Abstract
Artificial Intelligence (AI) and Machine Learning have become focal points for Department of Defense (DoD), as evidenced by President Trump announcing a $500 billion investment in infrastructure that is tied to AI. A critical aspect of this heightened investment in AI is the development of fully autonomous, unmanned aerial systems (UAS). However, the inherent challenges posed by the complexity of operational environments in which these UAS operate, coupled with the evolving prioritization of subgoals, present significant hurdles for traditional control algorithms. Reinforcement Learning (RL) offers a solution that will enable warfighters to dynamically devise actionable control strategies to achieve mission success, but RL can struggle with long horizon tasks and the formulation of a reward structure thereby causing long periods of trial and error by developers. When deploying the system, there are concerns when the agent begins to proceed into areas outside of its training process thereby leading to indeterminate results.

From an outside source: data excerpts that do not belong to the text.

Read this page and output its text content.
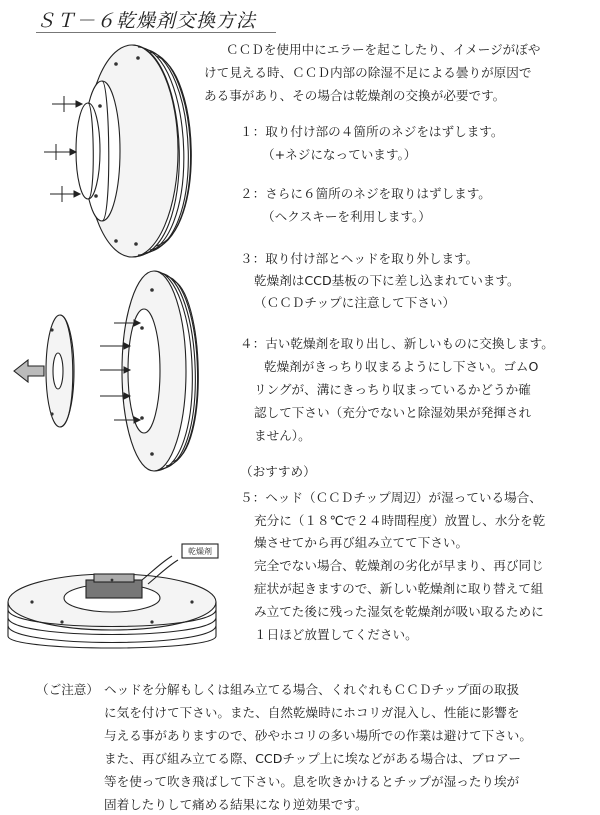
ＳＴ－６乾燥剤交換方法
ＣＣＤを使用中にエラーを起こしたり、イメージがぼや
けて見える時、ＣＣＤ内部の除湿不足による曇りが原因で
ある事があり、その場合は乾燥剤の交換が必要です。
１：取り付け部の４箇所のネジをはずします。
（+ネジになっています。）
２：さらに６箇所のネジを取りはずします。
（ヘクスキーを利用します。）
３：取り付け部とヘッドを取り外します。
乾燥剤はCCD基板の下に差し込まれています。
（ＣＣＤチップに注意して下さい）
４：古い乾燥剤を取り出し、新しいものに交換します。
乾燥剤がきっちり収まるようにし下さい。ゴムO
リングが、溝にきっちり収まっているかどうか確
認して下さい（充分でないと除湿効果が発揮され
ません）。
（おすすめ）
５：ヘッド（ＣＣＤチップ周辺）が湿っている場合、
充分に（１８℃で２４時間程度）放置し、水分を乾
燥させてから再び組み立てて下さい。
完全でない場合、乾燥剤の劣化が早まり、再び同じ
症状が起きますので、新しい乾燥剤に取り替えて組
み立てた後に残った湿気を乾燥剤が吸い取るために
１日ほど放置してください。
（ご注意） ヘッドを分解もしくは組み立てる場合、くれぐれもＣＣＤチップ面の取扱
に気を付けて下さい。また、自然乾燥時にホコリガ混入し、性能に影響を
与える事がありますので、砂やホコリの多い場所での作業は避けて下さい。
また、再び組み立てる際、CCDチップ上に埃などがある場合は、ブロアー
等を使って吹き飛ばして下さい。息を吹きかけるとチップが湿ったり埃が
固着したりして痛める結果になり逆効果です。
乾燥剤
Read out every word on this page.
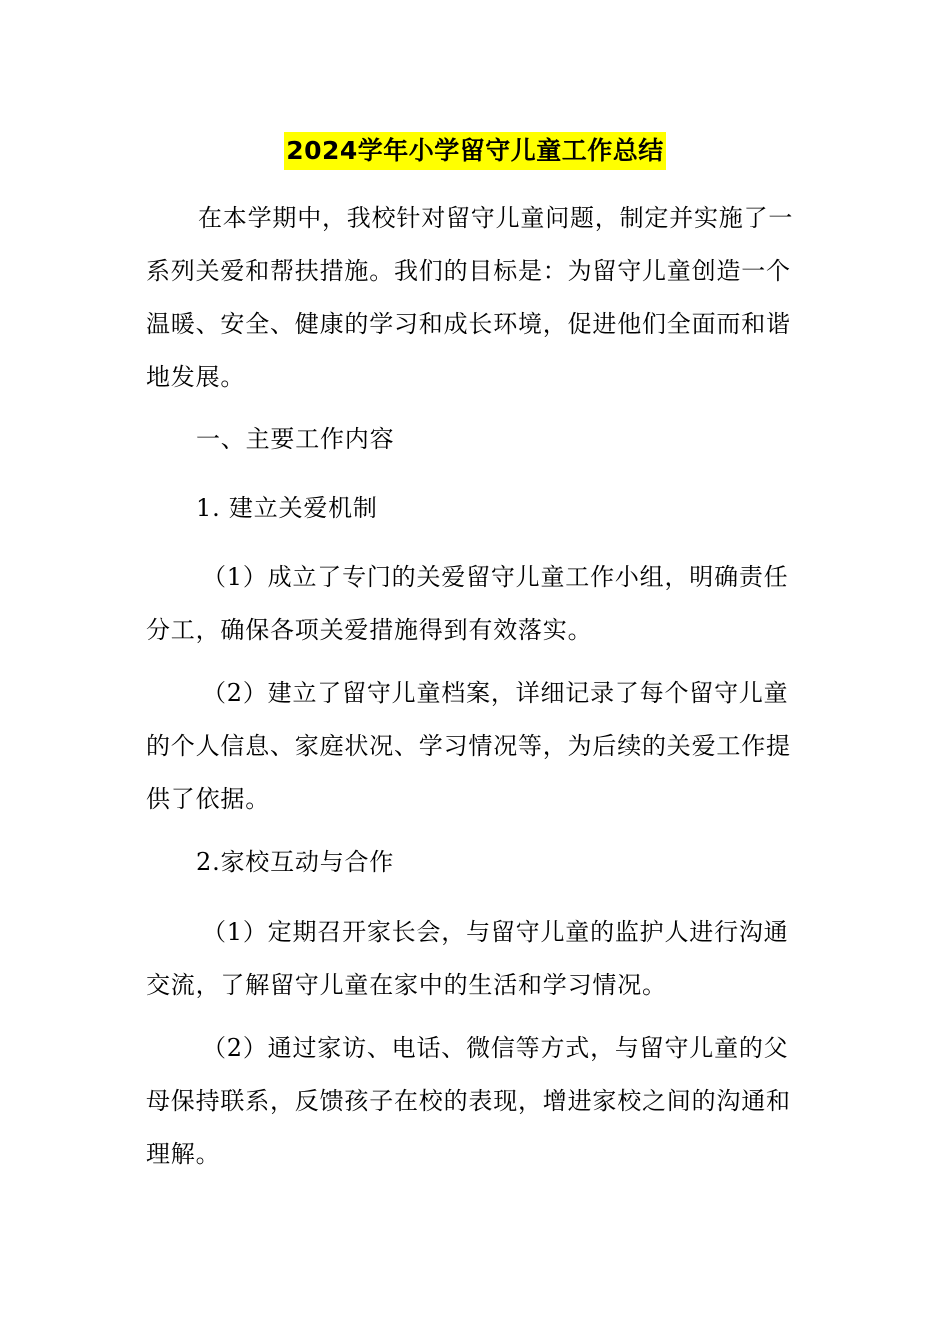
2024学年小学留守儿童工作总结

在本学期中，我校针对留守儿童问题，制定并实施了一系列关爱和帮扶措施。我们的目标是：为留守儿童创造一个温暖、安全、健康的学习和成长环境，促进他们全面而和谐地发展。

一、主要工作内容

1. 建立关爱机制

（1）成立了专门的关爱留守儿童工作小组，明确责任分工，确保各项关爱措施得到有效落实。

（2）建立了留守儿童档案，详细记录了每个留守儿童的个人信息、家庭状况、学习情况等，为后续的关爱工作提供了依据。

2.家校互动与合作

（1）定期召开家长会，与留守儿童的监护人进行沟通交流，了解留守儿童在家中的生活和学习情况。

（2）通过家访、电话、微信等方式，与留守儿童的父母保持联系，反馈孩子在校的表现，增进家校之间的沟通和理解。
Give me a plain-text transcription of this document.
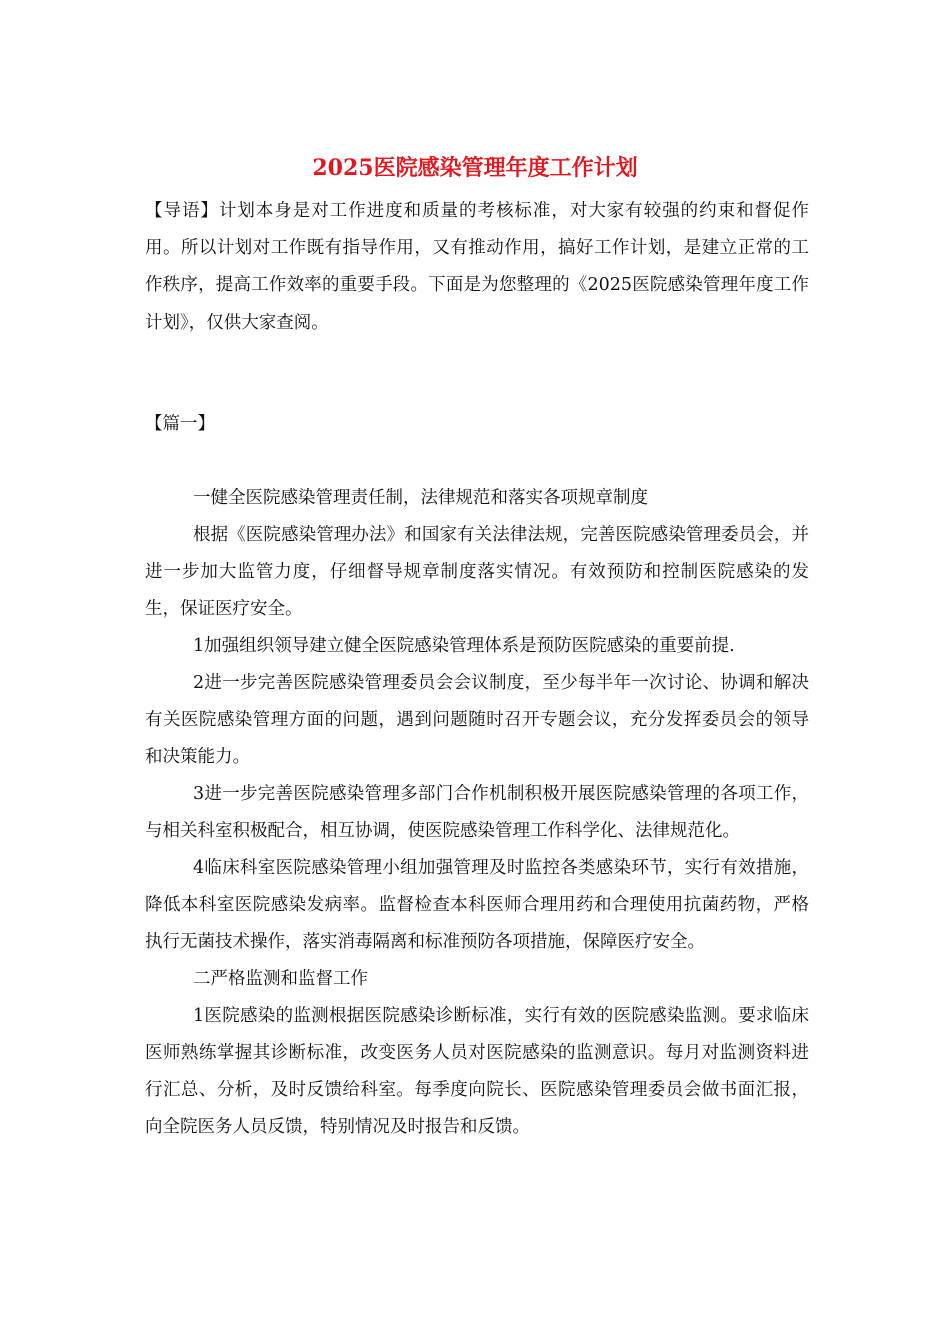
2025医院感染管理年度工作计划

【导语】计划本身是对工作进度和质量的考核标准，对大家有较强的约束和督促作用。所以计划对工作既有指导作用，又有推动作用，搞好工作计划，是建立正常的工作秩序，提高工作效率的重要手段。下面是为您整理的《2025医院感染管理年度工作计划》，仅供大家查阅。

【篇一】

一健全医院感染管理责任制，法律规范和落实各项规章制度

根据《医院感染管理办法》和国家有关法律法规，完善医院感染管理委员会，并进一步加大监管力度，仔细督导规章制度落实情况。有效预防和控制医院感染的发生，保证医疗安全。

1加强组织领导建立健全医院感染管理体系是预防医院感染的重要前提.

2进一步完善医院感染管理委员会会议制度，至少每半年一次讨论、协调和解决有关医院感染管理方面的问题，遇到问题随时召开专题会议，充分发挥委员会的领导和决策能力。

3进一步完善医院感染管理多部门合作机制积极开展医院感染管理的各项工作，与相关科室积极配合，相互协调，使医院感染管理工作科学化、法律规范化。

4临床科室医院感染管理小组加强管理及时监控各类感染环节，实行有效措施，降低本科室医院感染发病率。监督检查本科医师合理用药和合理使用抗菌药物，严格执行无菌技术操作，落实消毒隔离和标准预防各项措施，保障医疗安全。

二严格监测和监督工作

1医院感染的监测根据医院感染诊断标准，实行有效的医院感染监测。要求临床医师熟练掌握其诊断标准，改变医务人员对医院感染的监测意识。每月对监测资料进行汇总、分析，及时反馈给科室。每季度向院长、医院感染管理委员会做书面汇报，向全院医务人员反馈，特别情况及时报告和反馈。
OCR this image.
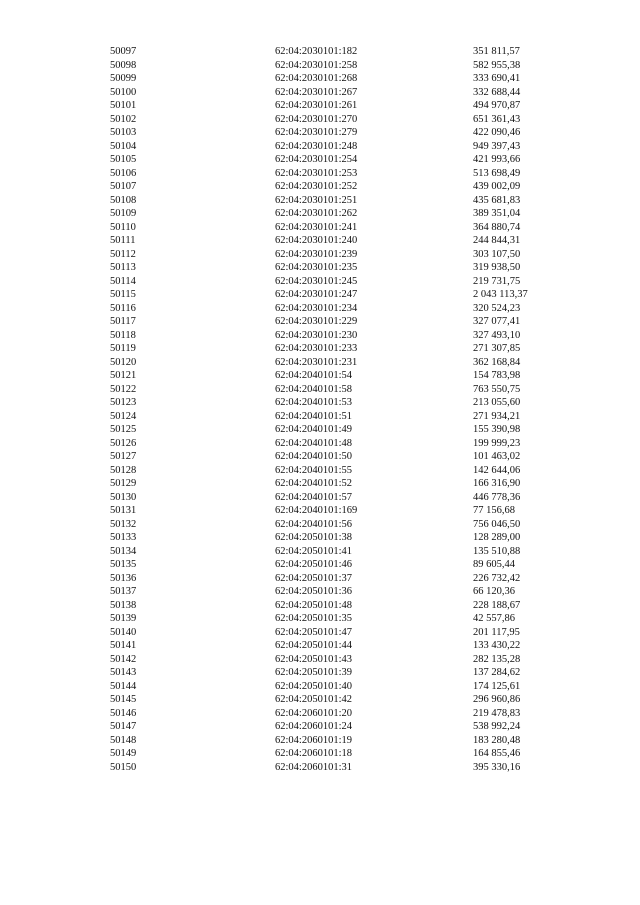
50097	62:04:2030101:182	351 811,57
50098	62:04:2030101:258	582 955,38
50099	62:04:2030101:268	333 690,41
50100	62:04:2030101:267	332 688,44
50101	62:04:2030101:261	494 970,87
50102	62:04:2030101:270	651 361,43
50103	62:04:2030101:279	422 090,46
50104	62:04:2030101:248	949 397,43
50105	62:04:2030101:254	421 993,66
50106	62:04:2030101:253	513 698,49
50107	62:04:2030101:252	439 002,09
50108	62:04:2030101:251	435 681,83
50109	62:04:2030101:262	389 351,04
50110	62:04:2030101:241	364 880,74
50111	62:04:2030101:240	244 844,31
50112	62:04:2030101:239	303 107,50
50113	62:04:2030101:235	319 938,50
50114	62:04:2030101:245	219 731,75
50115	62:04:2030101:247	2 043 113,37
50116	62:04:2030101:234	320 524,23
50117	62:04:2030101:229	327 077,41
50118	62:04:2030101:230	327 493,10
50119	62:04:2030101:233	271 307,85
50120	62:04:2030101:231	362 168,84
50121	62:04:2040101:54	154 783,98
50122	62:04:2040101:58	763 550,75
50123	62:04:2040101:53	213 055,60
50124	62:04:2040101:51	271 934,21
50125	62:04:2040101:49	155 390,98
50126	62:04:2040101:48	199 999,23
50127	62:04:2040101:50	101 463,02
50128	62:04:2040101:55	142 644,06
50129	62:04:2040101:52	166 316,90
50130	62:04:2040101:57	446 778,36
50131	62:04:2040101:169	77 156,68
50132	62:04:2040101:56	756 046,50
50133	62:04:2050101:38	128 289,00
50134	62:04:2050101:41	135 510,88
50135	62:04:2050101:46	89 605,44
50136	62:04:2050101:37	226 732,42
50137	62:04:2050101:36	66 120,36
50138	62:04:2050101:48	228 188,67
50139	62:04:2050101:35	42 557,86
50140	62:04:2050101:47	201 117,95
50141	62:04:2050101:44	133 430,22
50142	62:04:2050101:43	282 135,28
50143	62:04:2050101:39	137 284,62
50144	62:04:2050101:40	174 125,61
50145	62:04:2050101:42	296 960,86
50146	62:04:2060101:20	219 478,83
50147	62:04:2060101:24	538 992,24
50148	62:04:2060101:19	183 280,48
50149	62:04:2060101:18	164 855,46
50150	62:04:2060101:31	395 330,16
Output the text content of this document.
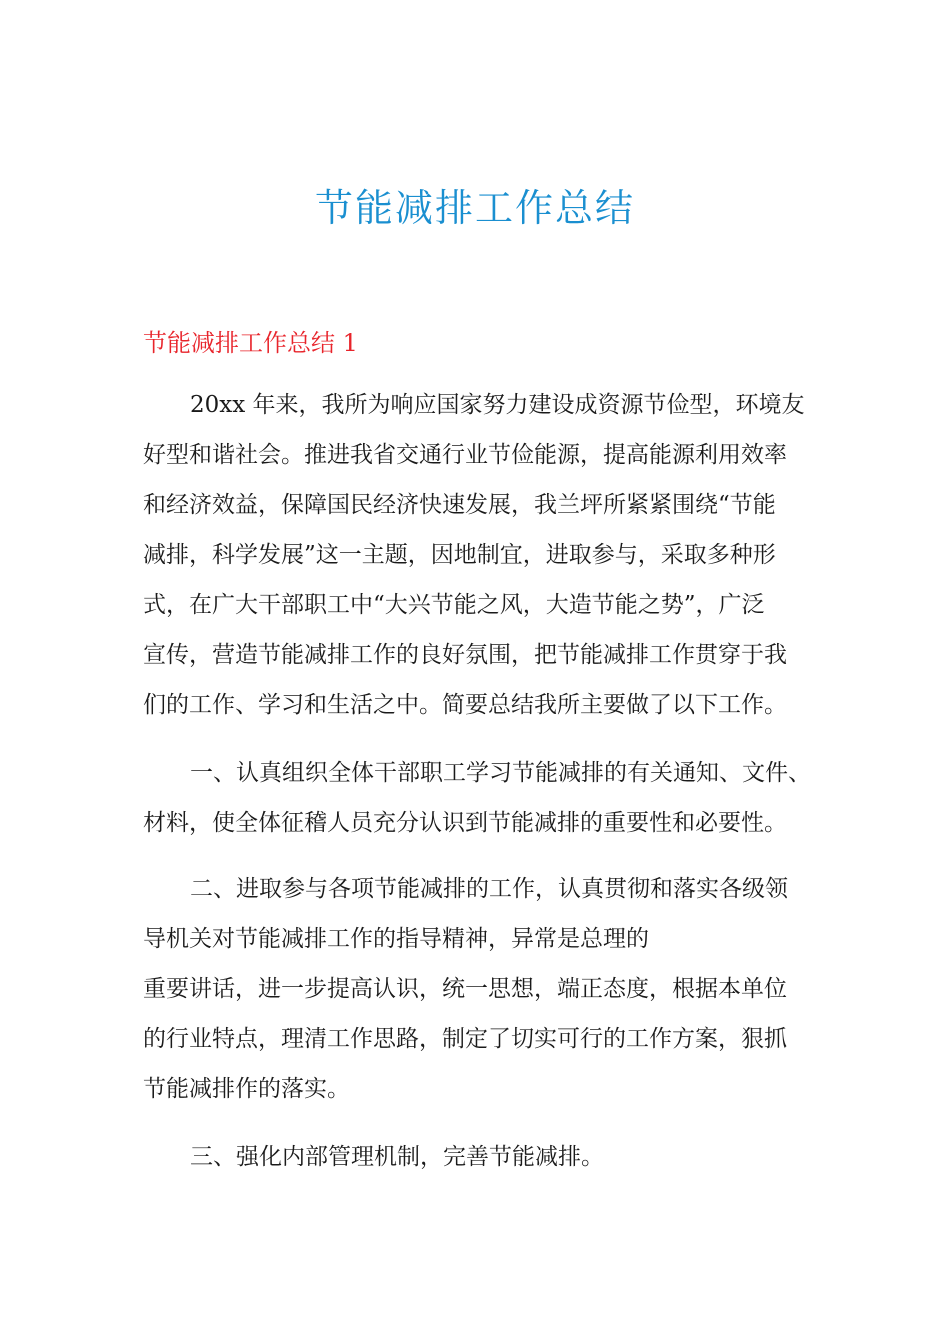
节能减排工作总结
节能减排工作总结 1
20xx 年来，我所为响应国家努力建设成资源节俭型，环境友
好型和谐社会。推进我省交通行业节俭能源，提高能源利用效率
和经济效益，保障国民经济快速发展，我兰坪所紧紧围绕“节能
减排，科学发展”这一主题，因地制宜，进取参与，采取多种形
式，在广大干部职工中“大兴节能之风，大造节能之势”，广泛
宣传，营造节能减排工作的良好氛围，把节能减排工作贯穿于我
们的工作、学习和生活之中。简要总结我所主要做了以下工作。
一、认真组织全体干部职工学习节能减排的有关通知、文件、
材料，使全体征稽人员充分认识到节能减排的重要性和必要性。
二、进取参与各项节能减排的工作，认真贯彻和落实各级领
导机关对节能减排工作的指导精神，异常是总理的
重要讲话，进一步提高认识，统一思想，端正态度，根据本单位
的行业特点，理清工作思路，制定了切实可行的工作方案，狠抓
节能减排作的落实。
三、强化内部管理机制，完善节能减排。
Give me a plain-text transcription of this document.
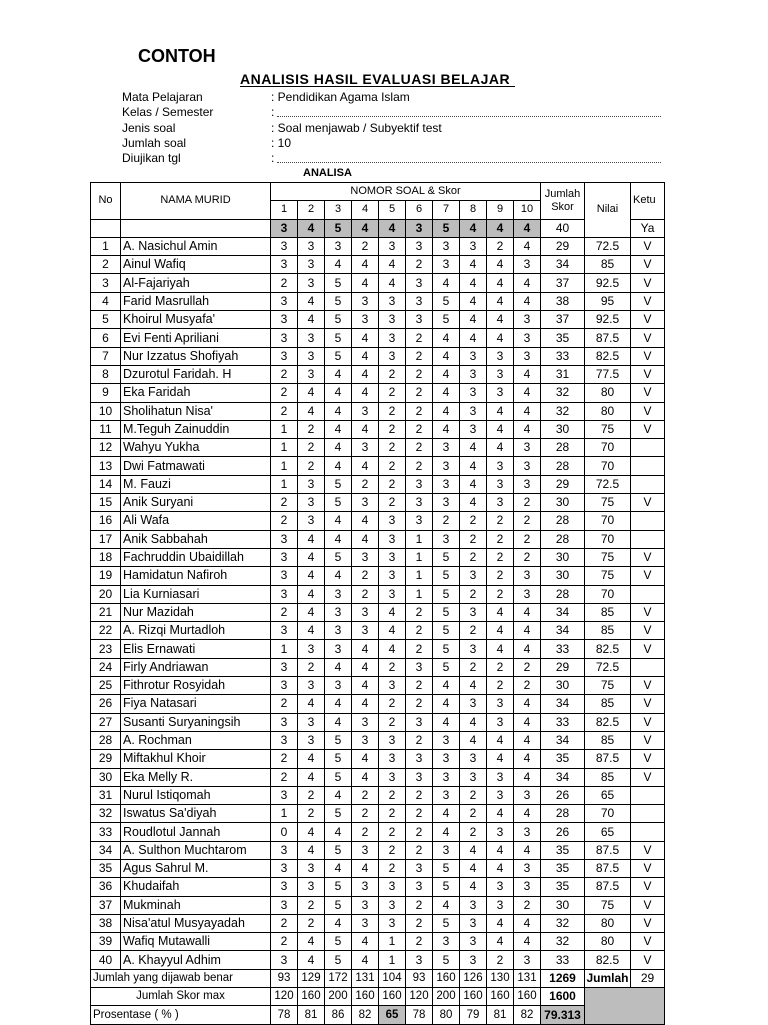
CONTOH
ANALISIS HASIL EVALUASI BELAJAR
Mata Pelajaran	: Pendidikan Agama Islam
Kelas / Semester	:
Jenis soal	: Soal menjawab / Subyektif test
Jumlah soal	: 10
Diujikan tgl	:
ANALISA
No	NAMA MURID	NOMOR SOAL & Skor										Jumlah Skor	Nilai	Ketu
		1	2	3	4	5	6	7	8	9	10			
		3	4	5	4	4	3	5	4	4	4	40		Ya
1	A. Nasichul Amin	3	3	3	2	3	3	3	3	2	4	29	72.5	V
2	Ainul Wafiq	3	3	4	4	4	2	3	4	4	3	34	85	V
3	Al-Fajariyah	2	3	5	4	4	3	4	4	4	4	37	92.5	V
4	Farid Masrullah	3	4	5	3	3	3	5	4	4	4	38	95	V
5	Khoirul Musyafa'	3	4	5	3	3	3	5	4	4	3	37	92.5	V
6	Evi Fenti Apriliani	3	3	5	4	3	2	4	4	4	3	35	87.5	V
7	Nur Izzatus Shofiyah	3	3	5	4	3	2	4	3	3	3	33	82.5	V
8	Dzurotul Faridah. H	2	3	4	4	2	2	4	3	3	4	31	77.5	V
9	Eka Faridah	2	4	4	4	2	2	4	3	3	4	32	80	V
10	Sholihatun Nisa'	2	4	4	3	2	2	4	3	4	4	32	80	V
11	M.Teguh Zainuddin	1	2	4	4	2	2	4	3	4	4	30	75	V
12	Wahyu Yukha	1	2	4	3	2	2	3	4	4	3	28	70	
13	Dwi Fatmawati	1	2	4	4	2	2	3	4	3	3	28	70	
14	M. Fauzi	1	3	5	2	2	3	3	4	3	3	29	72.5	
15	Anik Suryani	2	3	5	3	2	3	3	4	3	2	30	75	V
16	Ali Wafa	2	3	4	4	3	3	2	2	2	2	28	70	
17	Anik Sabbahah	3	4	4	4	3	1	3	2	2	2	28	70	
18	Fachruddin Ubaidillah	3	4	5	3	3	1	5	2	2	2	30	75	V
19	Hamidatun Nafiroh	3	4	4	2	3	1	5	3	2	3	30	75	V
20	Lia Kurniasari	3	4	3	2	3	1	5	2	2	3	28	70	
21	Nur Mazidah	2	4	3	3	4	2	5	3	4	4	34	85	V
22	A. Rizqi Murtadloh	3	4	3	3	4	2	5	2	4	4	34	85	V
23	Elis Ernawati	1	3	3	4	4	2	5	3	4	4	33	82.5	V
24	Firly Andriawan	3	2	4	4	2	3	5	2	2	2	29	72.5	
25	Fithrotur Rosyidah	3	3	3	4	3	2	4	4	2	2	30	75	V
26	Fiya Natasari	2	4	4	4	2	2	4	3	3	4	34	85	V
27	Susanti Suryaningsih	3	3	4	3	2	3	4	4	3	4	33	82.5	V
28	A. Rochman	3	3	5	3	3	2	3	4	4	4	34	85	V
29	Miftakhul Khoir	2	4	5	4	3	3	3	3	4	4	35	87.5	V
30	Eka Melly R.	2	4	5	4	3	3	3	3	3	4	34	85	V
31	Nurul Istiqomah	3	2	4	2	2	2	3	2	3	3	26	65	
32	Iswatus Sa'diyah	1	2	5	2	2	2	4	2	4	4	28	70	
33	Roudlotul Jannah	0	4	4	2	2	2	4	2	3	3	26	65	
34	A. Sulthon Muchtarom	3	4	5	3	2	2	3	4	4	4	35	87.5	V
35	Agus Sahrul M.	3	3	4	4	2	3	5	4	4	3	35	87.5	V
36	Khudaifah	3	3	5	3	3	3	5	4	3	3	35	87.5	V
37	Mukminah	3	2	5	3	3	2	4	3	3	2	30	75	V
38	Nisa'atul Musyayadah	2	2	4	3	3	2	5	3	4	4	32	80	V
39	Wafiq Mutawalli	2	4	5	4	1	2	3	3	4	4	32	80	V
40	A. Khayyul Adhim	3	4	5	4	1	3	5	3	2	3	33	82.5	V
Jumlah yang dijawab benar		93	129	172	131	104	93	160	126	130	131	1269	Jumlah	29
Jumlah Skor max		120	160	200	160	160	120	200	160	160	160	1600		
Prosentase ( % )		78	81	86	82	65	78	80	79	81	82	79.313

In previous work we examined how the usage of distribution and ensemble methods allows reinforcement learning agents to gain an understanding of both epistemic and aleatoric uncertainties. In this work we shift our focus to examine how uncertainty can be used during training to improve exploration and simplify reward function creation. Our initial results demonstrate up to a 20% decrease in iteration time by the developers, translating to more stable autonomy algorithms at the speed of relevance for the warfighter. Additionally, by normalizing the uncertainty, it can be utilized during deployment to prevent unknown behavior and trigger an appropriate contingency thereby allowing for autonomy that can be utilized in real world environments. Ultimately, this paper demonstrates how to utilize uncertainty while training and deploying predictable RL agents for the warfighter.